Criança 9 anos “Não gosto de ir à natação. Não quero ir mais. Não vou”

Adolescente 14 anos “Se me pedirem para pôr a roupa a lavar, ponho só a minha. Não tenho de fazer as coisas dos outros. E não faço!”

Adolescente 16 anos “Enjoei a sopa e a comida que fazem lá em casa. Só como vinda de fora”

Birras muito perigosas estas… Fora da esfera dos 2/3 anos… Sem quaisquer princípios de respeito… Os adultos dão-se à humilhação, ausência de dignidade. Atrapalham-se. Atordoam-se.

A juntar à tristeza e raiva, culpa e vergonha dos adultos no comando das emoções. A insegurança retira ao bom senso toda a sua importância. Para qualquer ação com os filhos, é preciso ligar ao pediatra, mandar mensagem ao psicólogo (os que têm pediatra e psicólogo) ou então seguir o que dizem as redes sociais: fazer como fez alguém do mundo digital fez parecer que fez! Dúvidas à frente de certezas em aspetos básicos da vida das relações humanas.

Pai de filhos com 10 e 12 anos “Eu já não sei o que hei-de fazer mais. Dei-lhes tudo. Não percebo o que eles querem mais…”

Mãe de filhos com 4 e 6 anos “Durmo com eles todas as noites e mesmo assim muitas vezes durante o dia dizem que eu sou má. Que nunca faço o que eles querem”

Mãe de filho com 13 anos “Quero poupá-lo ao máximo do sofrimento. Estou sempre a perguntar: estás bem? Alguma coisa não correu bem?”

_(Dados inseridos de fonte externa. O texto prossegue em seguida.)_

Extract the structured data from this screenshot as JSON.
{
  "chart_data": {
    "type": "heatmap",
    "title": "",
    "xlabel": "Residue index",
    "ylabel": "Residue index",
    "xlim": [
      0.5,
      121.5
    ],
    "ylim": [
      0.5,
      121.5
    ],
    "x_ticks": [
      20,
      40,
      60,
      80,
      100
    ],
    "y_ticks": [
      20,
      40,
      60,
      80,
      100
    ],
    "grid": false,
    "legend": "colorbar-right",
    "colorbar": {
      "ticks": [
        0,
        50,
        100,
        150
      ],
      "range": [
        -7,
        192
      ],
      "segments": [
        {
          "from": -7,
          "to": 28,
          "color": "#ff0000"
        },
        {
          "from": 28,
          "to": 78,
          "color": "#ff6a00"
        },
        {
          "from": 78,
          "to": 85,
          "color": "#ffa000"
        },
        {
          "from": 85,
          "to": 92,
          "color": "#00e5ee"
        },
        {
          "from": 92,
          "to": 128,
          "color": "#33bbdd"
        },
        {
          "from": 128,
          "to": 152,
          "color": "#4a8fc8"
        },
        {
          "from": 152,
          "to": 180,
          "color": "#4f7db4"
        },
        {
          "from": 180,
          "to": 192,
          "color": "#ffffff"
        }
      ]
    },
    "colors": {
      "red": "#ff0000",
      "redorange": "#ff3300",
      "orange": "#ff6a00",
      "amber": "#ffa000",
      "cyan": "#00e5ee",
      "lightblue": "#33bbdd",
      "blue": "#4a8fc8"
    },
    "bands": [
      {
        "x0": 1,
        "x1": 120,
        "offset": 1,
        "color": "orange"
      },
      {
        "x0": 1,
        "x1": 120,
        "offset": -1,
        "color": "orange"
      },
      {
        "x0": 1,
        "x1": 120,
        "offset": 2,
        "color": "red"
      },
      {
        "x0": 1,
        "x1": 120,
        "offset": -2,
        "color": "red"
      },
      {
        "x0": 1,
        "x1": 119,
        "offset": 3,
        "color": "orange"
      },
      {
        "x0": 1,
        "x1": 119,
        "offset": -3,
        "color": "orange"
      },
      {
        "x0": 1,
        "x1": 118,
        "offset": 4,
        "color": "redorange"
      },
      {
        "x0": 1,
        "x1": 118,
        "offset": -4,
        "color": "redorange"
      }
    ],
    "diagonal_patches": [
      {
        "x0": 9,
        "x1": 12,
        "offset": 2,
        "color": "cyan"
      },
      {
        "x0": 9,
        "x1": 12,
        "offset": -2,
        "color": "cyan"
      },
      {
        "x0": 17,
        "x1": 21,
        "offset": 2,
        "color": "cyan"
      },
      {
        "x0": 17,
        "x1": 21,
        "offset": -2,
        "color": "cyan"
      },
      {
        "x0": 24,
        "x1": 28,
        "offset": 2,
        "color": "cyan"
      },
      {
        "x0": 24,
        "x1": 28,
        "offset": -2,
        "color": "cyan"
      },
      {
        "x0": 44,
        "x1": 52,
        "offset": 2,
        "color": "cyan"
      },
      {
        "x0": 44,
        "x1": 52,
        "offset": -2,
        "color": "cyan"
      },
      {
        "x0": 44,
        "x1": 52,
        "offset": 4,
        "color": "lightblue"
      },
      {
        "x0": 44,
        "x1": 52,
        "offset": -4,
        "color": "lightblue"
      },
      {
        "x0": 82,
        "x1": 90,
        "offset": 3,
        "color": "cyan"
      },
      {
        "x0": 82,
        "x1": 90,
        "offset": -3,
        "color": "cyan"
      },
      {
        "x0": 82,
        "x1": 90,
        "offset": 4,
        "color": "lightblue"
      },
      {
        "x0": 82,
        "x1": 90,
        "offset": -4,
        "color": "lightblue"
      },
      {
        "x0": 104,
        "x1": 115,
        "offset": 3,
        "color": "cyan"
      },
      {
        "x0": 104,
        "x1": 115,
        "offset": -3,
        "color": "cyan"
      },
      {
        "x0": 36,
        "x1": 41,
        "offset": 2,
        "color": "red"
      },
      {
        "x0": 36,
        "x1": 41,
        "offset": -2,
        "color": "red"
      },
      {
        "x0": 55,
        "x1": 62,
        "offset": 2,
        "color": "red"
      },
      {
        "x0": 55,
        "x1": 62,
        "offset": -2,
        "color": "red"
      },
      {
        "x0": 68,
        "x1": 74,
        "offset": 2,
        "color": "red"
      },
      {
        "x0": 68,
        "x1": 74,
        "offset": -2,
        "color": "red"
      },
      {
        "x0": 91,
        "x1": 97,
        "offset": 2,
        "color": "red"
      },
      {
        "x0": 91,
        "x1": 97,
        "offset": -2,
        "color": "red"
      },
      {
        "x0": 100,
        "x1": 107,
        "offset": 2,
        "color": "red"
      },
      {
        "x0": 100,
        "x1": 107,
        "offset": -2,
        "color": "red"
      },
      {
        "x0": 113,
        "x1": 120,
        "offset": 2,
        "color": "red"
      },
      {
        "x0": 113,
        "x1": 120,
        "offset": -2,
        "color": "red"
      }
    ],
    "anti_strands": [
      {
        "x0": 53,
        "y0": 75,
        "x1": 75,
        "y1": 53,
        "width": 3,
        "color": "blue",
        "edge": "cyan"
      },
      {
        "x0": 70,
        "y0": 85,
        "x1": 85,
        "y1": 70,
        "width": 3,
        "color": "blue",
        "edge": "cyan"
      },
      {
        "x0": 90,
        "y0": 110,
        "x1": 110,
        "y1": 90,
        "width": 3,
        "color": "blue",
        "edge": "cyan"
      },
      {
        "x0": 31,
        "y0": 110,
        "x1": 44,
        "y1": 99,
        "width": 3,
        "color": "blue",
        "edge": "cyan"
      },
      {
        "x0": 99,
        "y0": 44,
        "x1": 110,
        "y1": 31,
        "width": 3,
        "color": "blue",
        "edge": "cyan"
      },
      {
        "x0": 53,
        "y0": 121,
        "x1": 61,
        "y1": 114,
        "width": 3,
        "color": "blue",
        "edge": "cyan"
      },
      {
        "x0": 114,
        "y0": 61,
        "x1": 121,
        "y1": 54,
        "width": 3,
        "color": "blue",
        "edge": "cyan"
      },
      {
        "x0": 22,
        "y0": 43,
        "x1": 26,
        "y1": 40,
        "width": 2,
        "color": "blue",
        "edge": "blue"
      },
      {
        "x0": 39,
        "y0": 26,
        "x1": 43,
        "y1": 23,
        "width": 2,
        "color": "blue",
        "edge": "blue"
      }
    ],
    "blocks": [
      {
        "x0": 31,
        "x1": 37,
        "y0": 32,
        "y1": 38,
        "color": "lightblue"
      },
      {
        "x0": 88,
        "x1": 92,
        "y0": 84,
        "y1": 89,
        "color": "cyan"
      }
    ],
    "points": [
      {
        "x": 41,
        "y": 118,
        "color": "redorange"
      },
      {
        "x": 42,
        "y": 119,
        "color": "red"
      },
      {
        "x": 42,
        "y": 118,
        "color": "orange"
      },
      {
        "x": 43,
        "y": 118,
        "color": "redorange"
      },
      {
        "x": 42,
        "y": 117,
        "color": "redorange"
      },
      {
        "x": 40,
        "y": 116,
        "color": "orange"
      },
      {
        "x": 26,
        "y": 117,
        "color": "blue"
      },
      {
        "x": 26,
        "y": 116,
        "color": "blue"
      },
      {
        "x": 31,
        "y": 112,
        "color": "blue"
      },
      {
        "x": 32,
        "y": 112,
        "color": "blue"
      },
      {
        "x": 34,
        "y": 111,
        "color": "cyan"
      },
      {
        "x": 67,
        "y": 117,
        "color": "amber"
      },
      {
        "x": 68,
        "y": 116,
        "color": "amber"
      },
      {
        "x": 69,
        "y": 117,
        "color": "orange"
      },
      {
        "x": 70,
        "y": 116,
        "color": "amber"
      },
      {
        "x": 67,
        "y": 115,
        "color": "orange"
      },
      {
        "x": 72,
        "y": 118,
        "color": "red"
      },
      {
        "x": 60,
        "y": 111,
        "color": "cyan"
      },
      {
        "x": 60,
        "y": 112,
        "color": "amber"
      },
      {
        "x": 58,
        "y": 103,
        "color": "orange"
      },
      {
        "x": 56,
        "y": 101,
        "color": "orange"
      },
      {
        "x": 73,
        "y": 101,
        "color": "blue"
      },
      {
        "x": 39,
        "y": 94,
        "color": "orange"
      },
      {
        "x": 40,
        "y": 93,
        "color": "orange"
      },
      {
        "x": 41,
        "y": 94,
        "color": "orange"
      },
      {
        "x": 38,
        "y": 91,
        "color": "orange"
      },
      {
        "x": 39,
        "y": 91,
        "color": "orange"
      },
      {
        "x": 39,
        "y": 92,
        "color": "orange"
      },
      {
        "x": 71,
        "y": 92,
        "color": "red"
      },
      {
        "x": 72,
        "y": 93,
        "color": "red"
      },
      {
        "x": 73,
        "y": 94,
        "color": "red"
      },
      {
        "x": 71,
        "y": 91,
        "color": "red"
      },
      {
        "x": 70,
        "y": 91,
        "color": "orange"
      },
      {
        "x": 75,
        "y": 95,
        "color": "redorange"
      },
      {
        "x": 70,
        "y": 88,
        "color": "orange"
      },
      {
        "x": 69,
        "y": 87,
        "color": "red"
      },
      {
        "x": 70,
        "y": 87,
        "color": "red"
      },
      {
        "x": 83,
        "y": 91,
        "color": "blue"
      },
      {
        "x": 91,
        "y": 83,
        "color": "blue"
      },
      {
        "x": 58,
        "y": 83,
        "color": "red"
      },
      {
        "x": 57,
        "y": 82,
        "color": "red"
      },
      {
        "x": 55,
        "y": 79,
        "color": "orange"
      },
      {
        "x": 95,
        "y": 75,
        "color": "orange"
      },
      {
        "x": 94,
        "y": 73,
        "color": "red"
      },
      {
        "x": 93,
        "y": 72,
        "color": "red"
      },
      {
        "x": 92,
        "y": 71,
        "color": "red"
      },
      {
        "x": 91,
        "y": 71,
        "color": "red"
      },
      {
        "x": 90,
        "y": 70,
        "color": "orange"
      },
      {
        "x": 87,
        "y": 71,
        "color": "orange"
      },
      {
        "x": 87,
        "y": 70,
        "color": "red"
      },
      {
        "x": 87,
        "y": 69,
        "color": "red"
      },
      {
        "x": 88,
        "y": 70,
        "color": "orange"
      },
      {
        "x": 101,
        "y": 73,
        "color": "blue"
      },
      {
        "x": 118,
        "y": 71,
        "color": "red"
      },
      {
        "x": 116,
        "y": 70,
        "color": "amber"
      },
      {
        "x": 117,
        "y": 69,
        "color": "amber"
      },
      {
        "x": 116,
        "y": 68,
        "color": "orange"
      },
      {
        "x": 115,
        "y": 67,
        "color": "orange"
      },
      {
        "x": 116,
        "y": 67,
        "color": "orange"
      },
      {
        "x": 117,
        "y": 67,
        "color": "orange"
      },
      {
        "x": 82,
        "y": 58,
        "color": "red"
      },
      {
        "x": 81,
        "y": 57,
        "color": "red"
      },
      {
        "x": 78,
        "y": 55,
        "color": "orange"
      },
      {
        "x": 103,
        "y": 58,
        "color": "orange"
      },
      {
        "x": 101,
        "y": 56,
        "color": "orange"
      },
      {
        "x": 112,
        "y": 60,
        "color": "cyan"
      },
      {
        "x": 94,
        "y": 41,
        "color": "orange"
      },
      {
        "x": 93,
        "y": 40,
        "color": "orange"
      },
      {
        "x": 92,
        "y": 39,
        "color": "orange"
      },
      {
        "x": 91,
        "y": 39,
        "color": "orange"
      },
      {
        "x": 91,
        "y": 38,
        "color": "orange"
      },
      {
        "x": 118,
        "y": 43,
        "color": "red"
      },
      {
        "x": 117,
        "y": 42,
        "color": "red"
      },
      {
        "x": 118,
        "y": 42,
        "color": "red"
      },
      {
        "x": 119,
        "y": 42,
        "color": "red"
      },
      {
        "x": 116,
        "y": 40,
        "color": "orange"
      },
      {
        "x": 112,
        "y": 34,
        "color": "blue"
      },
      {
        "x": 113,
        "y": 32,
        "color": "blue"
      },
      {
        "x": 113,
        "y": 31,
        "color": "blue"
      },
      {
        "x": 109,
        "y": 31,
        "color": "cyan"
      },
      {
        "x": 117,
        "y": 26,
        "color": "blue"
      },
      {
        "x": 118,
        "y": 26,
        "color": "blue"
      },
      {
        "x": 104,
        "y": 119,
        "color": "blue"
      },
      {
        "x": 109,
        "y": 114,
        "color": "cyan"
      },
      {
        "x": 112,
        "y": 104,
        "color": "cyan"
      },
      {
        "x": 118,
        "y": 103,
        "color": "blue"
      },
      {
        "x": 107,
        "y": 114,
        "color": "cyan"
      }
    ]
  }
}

Resultado: centração e egocentrismo excessivos…. Pequenos ditadores. Pouco desconforto, pouca dor, ausência de sacrifício… Muito, muito Medo! Procura de certezas, perfeição, excelência. Ter que parecer que se está sempre bem, sempre em ação, ocupados, preenchidos, plenos. Não se pode admitir fazer nada, estar aborrecido, inquieto, sonhador, contemplativo. Temos pressa, tem de ser rápido e atenção, muito cuidado, pode ser perigoso! Medo e ansiedade juntam-se à tristeza, raiva, culpa e vergonha no governo das emoções.

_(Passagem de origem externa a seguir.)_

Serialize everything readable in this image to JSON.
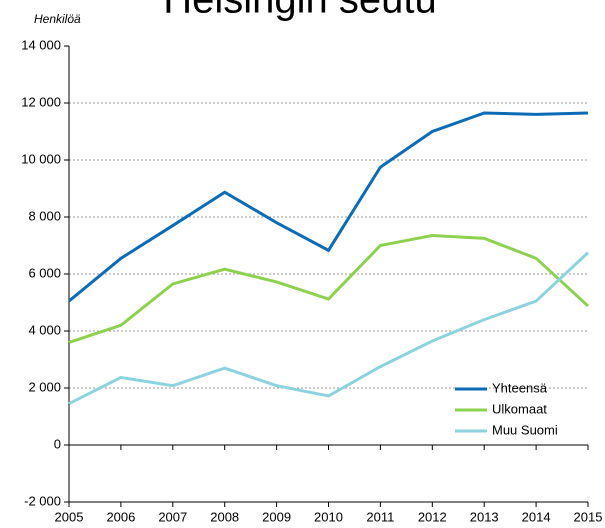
{
  "chart_data": {
    "type": "line",
    "title": "Helsingin seutu",
    "y_label": "Henkilöä",
    "x": [
      2005,
      2006,
      2007,
      2008,
      2009,
      2010,
      2011,
      2012,
      2013,
      2014,
      2015
    ],
    "xlim": [
      2005,
      2015
    ],
    "xticks": [
      2005,
      2006,
      2007,
      2008,
      2009,
      2010,
      2011,
      2012,
      2013,
      2014,
      2015
    ],
    "ylim": [
      -2000,
      14000
    ],
    "yticks": [
      {
        "value": -2000,
        "label": "-2 000"
      },
      0,
      {
        "value": 2000,
        "label": "2 000"
      },
      {
        "value": 4000,
        "label": "4 000"
      },
      {
        "value": 6000,
        "label": "6 000"
      },
      {
        "value": 8000,
        "label": "8 000"
      },
      {
        "value": 10000,
        "label": "10 000"
      },
      {
        "value": 12000,
        "label": "12 000"
      },
      {
        "value": 14000,
        "label": "14 000"
      }
    ],
    "grid": true,
    "legend": "lower right",
    "series": [
      {
        "name": "Yhteensä",
        "color": "#0b6bb5",
        "values": [
          5050,
          6550,
          7700,
          8870,
          7800,
          6830,
          9750,
          11000,
          11650,
          11600,
          11650
        ]
      },
      {
        "name": "Ulkomaat",
        "color": "#8ed14e",
        "values": [
          3600,
          4200,
          5650,
          6170,
          5720,
          5120,
          7000,
          7350,
          7250,
          6550,
          4880
        ]
      },
      {
        "name": "Muu Suomi",
        "color": "#8dd3df",
        "values": [
          1450,
          2370,
          2080,
          2700,
          2080,
          1720,
          2750,
          3650,
          4400,
          5050,
          6750
        ]
      }
    ]
  }
}
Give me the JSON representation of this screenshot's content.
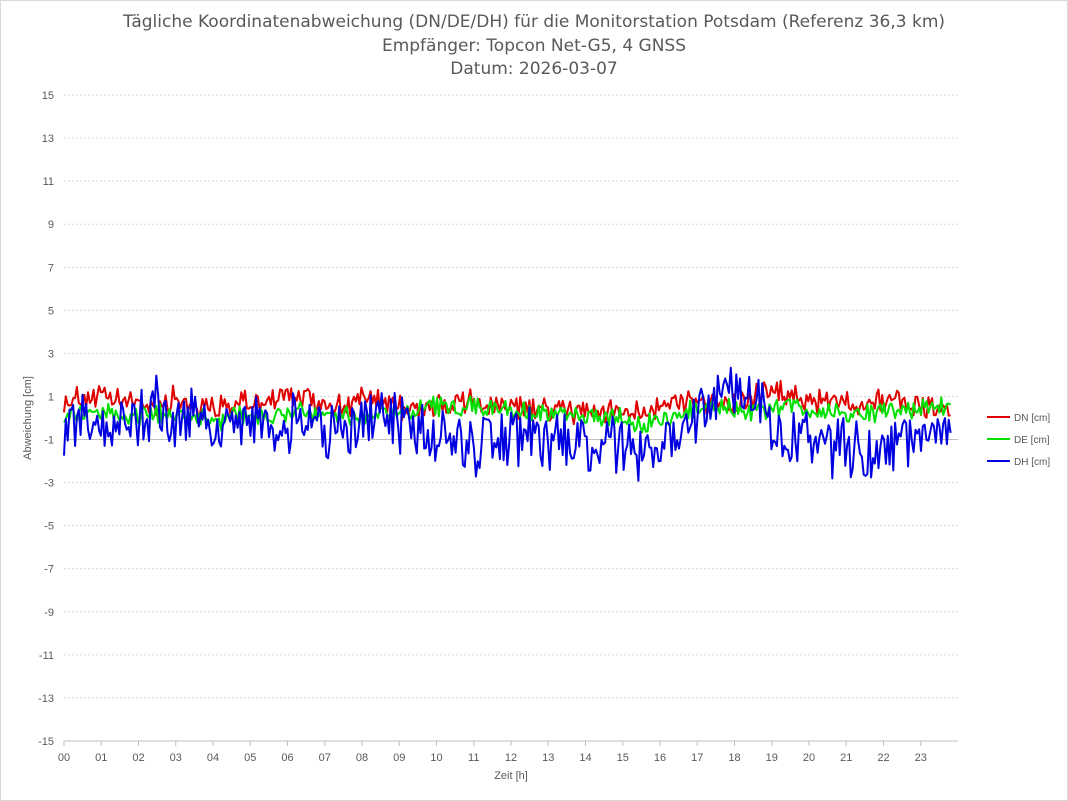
{
  "chart_data": {
    "type": "line",
    "title": "Tägliche Koordinatenabweichung (DN/DE/DH) für die Monitorstation Potsdam (Referenz 36,3 km)",
    "subtitle": "Empfänger: Topcon Net-G5, 4 GNSS",
    "date_line": "Datum: 2026-03-07",
    "xlabel": "Zeit [h]",
    "ylabel": "Abweichung [cm]",
    "xlim": [
      0,
      24
    ],
    "ylim": [
      -15,
      15
    ],
    "y_ticks": [
      "15",
      "13",
      "11",
      "9",
      "7",
      "5",
      "3",
      "1",
      "-1",
      "-3",
      "-5",
      "-7",
      "-9",
      "-11",
      "-13",
      "-15"
    ],
    "x_ticks": [
      "00",
      "01",
      "02",
      "03",
      "04",
      "05",
      "06",
      "07",
      "08",
      "09",
      "10",
      "11",
      "12",
      "13",
      "14",
      "15",
      "16",
      "17",
      "18",
      "19",
      "20",
      "21",
      "22",
      "23"
    ],
    "grid": "horizontal dotted",
    "legend_position": "right",
    "series": [
      {
        "name": "DN [cm]",
        "color": "#e00000",
        "x": [
          0,
          0.5,
          1,
          1.5,
          2,
          2.5,
          3,
          3.5,
          4,
          4.5,
          5,
          5.5,
          6,
          6.5,
          7,
          7.5,
          8,
          8.5,
          9,
          9.5,
          10,
          10.5,
          11,
          11.5,
          12,
          12.5,
          13,
          13.5,
          14,
          14.5,
          15,
          15.5,
          16,
          16.5,
          17,
          17.5,
          18,
          18.5,
          19,
          19.5,
          20,
          20.5,
          21,
          21.5,
          22,
          22.5,
          23,
          23.5,
          23.8
        ],
        "values": [
          0.8,
          1.0,
          0.9,
          0.8,
          0.7,
          0.6,
          0.9,
          0.6,
          0.4,
          0.6,
          0.7,
          0.8,
          1.0,
          0.9,
          0.7,
          0.6,
          0.8,
          0.9,
          0.6,
          0.4,
          0.5,
          0.6,
          0.7,
          0.6,
          0.5,
          0.4,
          0.4,
          0.3,
          0.3,
          0.2,
          0.3,
          0.4,
          0.6,
          0.7,
          0.9,
          0.7,
          0.6,
          0.9,
          1.2,
          1.0,
          0.8,
          0.7,
          0.8,
          0.7,
          0.9,
          0.7,
          0.6,
          0.5,
          0.2
        ]
      },
      {
        "name": "DE [cm]",
        "color": "#00e000",
        "x": [
          0,
          0.5,
          1,
          1.5,
          2,
          2.5,
          3,
          3.5,
          4,
          4.5,
          5,
          5.5,
          6,
          6.5,
          7,
          7.5,
          8,
          8.5,
          9,
          9.5,
          10,
          10.5,
          11,
          11.5,
          12,
          12.5,
          13,
          13.5,
          14,
          14.5,
          15,
          15.5,
          16,
          16.5,
          17,
          17.5,
          18,
          18.5,
          19,
          19.5,
          20,
          20.5,
          21,
          21.5,
          22,
          22.5,
          23,
          23.5,
          23.8
        ],
        "values": [
          0.0,
          0.3,
          0.2,
          0.1,
          0.1,
          0.2,
          0.3,
          0.0,
          -0.3,
          0.1,
          0.2,
          0.1,
          0.3,
          0.3,
          0.2,
          0.1,
          0.1,
          0.3,
          0.3,
          0.4,
          0.5,
          0.5,
          0.6,
          0.5,
          0.4,
          0.2,
          0.2,
          0.1,
          0.1,
          0.1,
          -0.1,
          -0.3,
          -0.2,
          0.1,
          0.4,
          0.6,
          0.4,
          0.3,
          0.4,
          0.5,
          0.4,
          0.3,
          0.2,
          0.2,
          0.3,
          0.4,
          0.5,
          0.5,
          0.6
        ]
      },
      {
        "name": "DH [cm]",
        "color": "#0000e0",
        "x": [
          0,
          0.5,
          1,
          1.5,
          2,
          2.5,
          3,
          3.5,
          4,
          4.5,
          5,
          5.5,
          6,
          6.5,
          7,
          7.5,
          8,
          8.5,
          9,
          9.5,
          10,
          10.5,
          11,
          11.5,
          12,
          12.5,
          13,
          13.5,
          14,
          14.5,
          15,
          15.5,
          16,
          16.5,
          17,
          17.5,
          18,
          18.5,
          19,
          19.5,
          20,
          20.5,
          21,
          21.5,
          22,
          22.5,
          23,
          23.5,
          23.8
        ],
        "values": [
          -0.5,
          0.2,
          -0.8,
          0.4,
          -0.6,
          0.8,
          -0.3,
          0.2,
          -1.0,
          -0.2,
          0.0,
          -0.4,
          -0.6,
          -0.3,
          -0.5,
          -0.6,
          -0.1,
          0.0,
          -0.2,
          -0.5,
          -0.8,
          -1.0,
          -1.4,
          -1.2,
          -0.7,
          -0.8,
          -1.0,
          -1.5,
          -1.6,
          -1.1,
          -0.9,
          -1.8,
          -1.3,
          -0.8,
          0.6,
          1.2,
          1.4,
          1.1,
          -0.2,
          -1.0,
          -1.3,
          -1.2,
          -1.5,
          -1.8,
          -1.2,
          -1.0,
          -0.5,
          -0.8,
          -1.0
        ]
      }
    ]
  }
}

Uma democracia emocional nada democrática… e com ela votamos diariamente numa educação de excessos, contrastes, quebras e guerras. Sem respeito, compromisso ou desejo. O desejo para os pais é demasiado abstrato e ideia perdida e, para os filhos, desejos são ordens. Fica o apelo sincero e urgente para este governo das emoções porque desejamos continuar a sonhar acordados neste mundo-planeta Terra.